Living Will





I, ______________________________________________, residing at _______________________
__________________________________________, being of sound mind, willfully and voluntarily direct that my dying shall not be artificially prolonged under the circumstances set forth in this Declaration:

If at any time I should have an incurable injury, disease or illness certified to be a terminal condition by two (2) physicians who have personally examined me, one (1) of whom shall be my attending physician, and the physicians have determined that my death is imminent and will occur whether or not life-sustaining procedures are utilized and where the application of such procedures would serve only to artificially prolong the dying process, I direct that such procedures be withheld or withdrawn, and that I be permitted to die naturally with only the administration of medication, the natural administration of food and water (excluding administration by intubation), and the performance of any medical procedure that is necessary to provide comfort, care or alleviate pain. In the absence of my ability to give directions regarding the use of such life-sustaining procedures, it is my intention that this Declaration shall be honored by my family and physician (s) as the final expression of my right to control my medical care and treatment.

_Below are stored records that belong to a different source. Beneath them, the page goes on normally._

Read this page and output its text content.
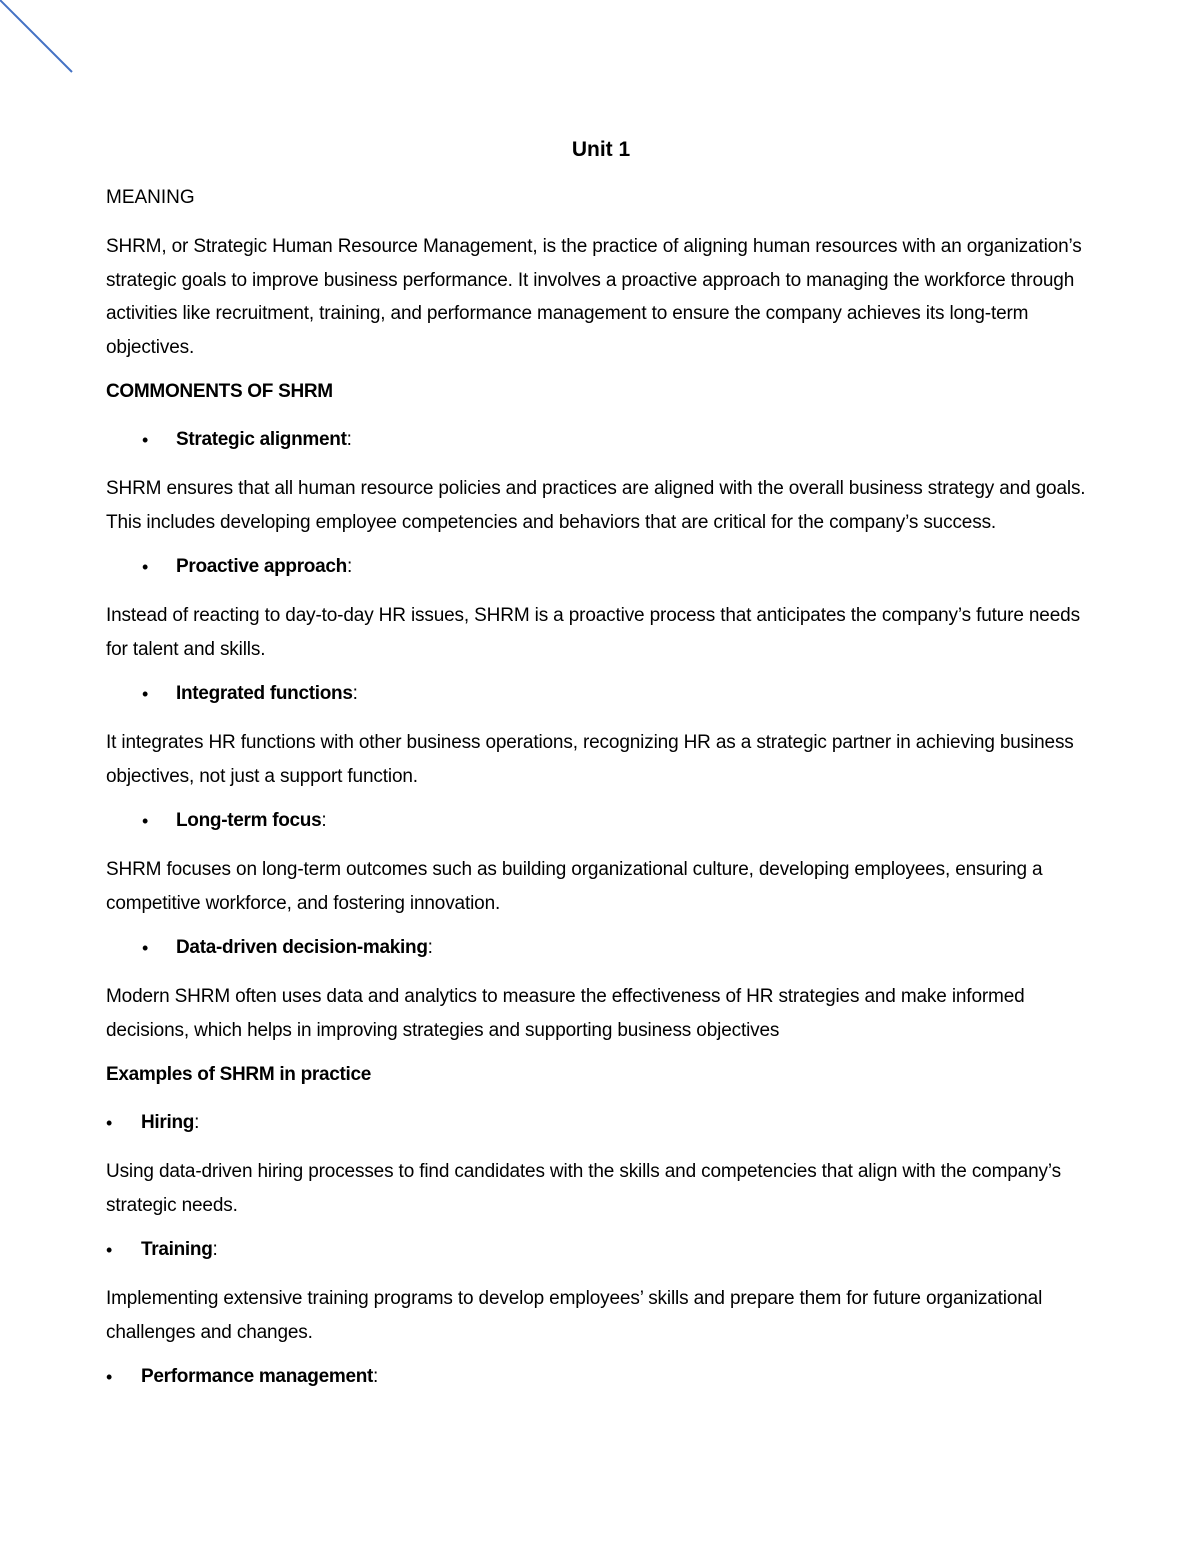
Unit 1
MEANING

SHRM, or Strategic Human Resource Management, is the practice of aligning human resources with an organization’s strategic goals to improve business performance. It involves a proactive approach to managing the workforce through activities like recruitment, training, and performance management to ensure the company achieves its long-term objectives.

COMMONENTS OF SHRM
• Strategic alignment:

SHRM ensures that all human resource policies and practices are aligned with the overall business strategy and goals. This includes developing employee competencies and behaviors that are critical for the company’s success.

• Proactive approach:

Instead of reacting to day-to-day HR issues, SHRM is a proactive process that anticipates the company’s future needs for talent and skills.

• Integrated functions:

It integrates HR functions with other business operations, recognizing HR as a strategic partner in achieving business objectives, not just a support function.

• Long-term focus:

SHRM focuses on long-term outcomes such as building organizational culture, developing employees, ensuring a competitive workforce, and fostering innovation.

• Data-driven decision-making:

Modern SHRM often uses data and analytics to measure the effectiveness of HR strategies and make informed decisions, which helps in improving strategies and supporting business objectives

Examples of SHRM in practice
• Hiring:

Using data-driven hiring processes to find candidates with the skills and competencies that align with the company’s strategic needs.

• Training:

Implementing extensive training programs to develop employees’ skills and prepare them for future organizational challenges and changes.

• Performance management:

I am legally competent to make this Declaration, and I understand its full import.

Witness my hand and seal, this ______________day of ______________________, 19______.







UNDER THE PENALTIES OF PERJURY, we state that this Declaration was signed by ____________________________________________ in the presence of the undersigned, who at his request, in his presence, and in the presence of each other, have hereunto signed our names and witnessed this ___________day of ______________________, 19_______, and DECLARE:
The Declarant is personally known to me, and I believe the Declarant to be of sound mind. I did not sign the Declarant's signature to this Declaration. Based upon information and belief, I am not related to the Declarant by blood or marriage, a creditor of the Declarant, entitled to any portion of the estate of the Declarant under any existing testamentary instrument of the Declarant, financially or otherwise responsible for the Declarant's medical care, or an employee of any such person or institution.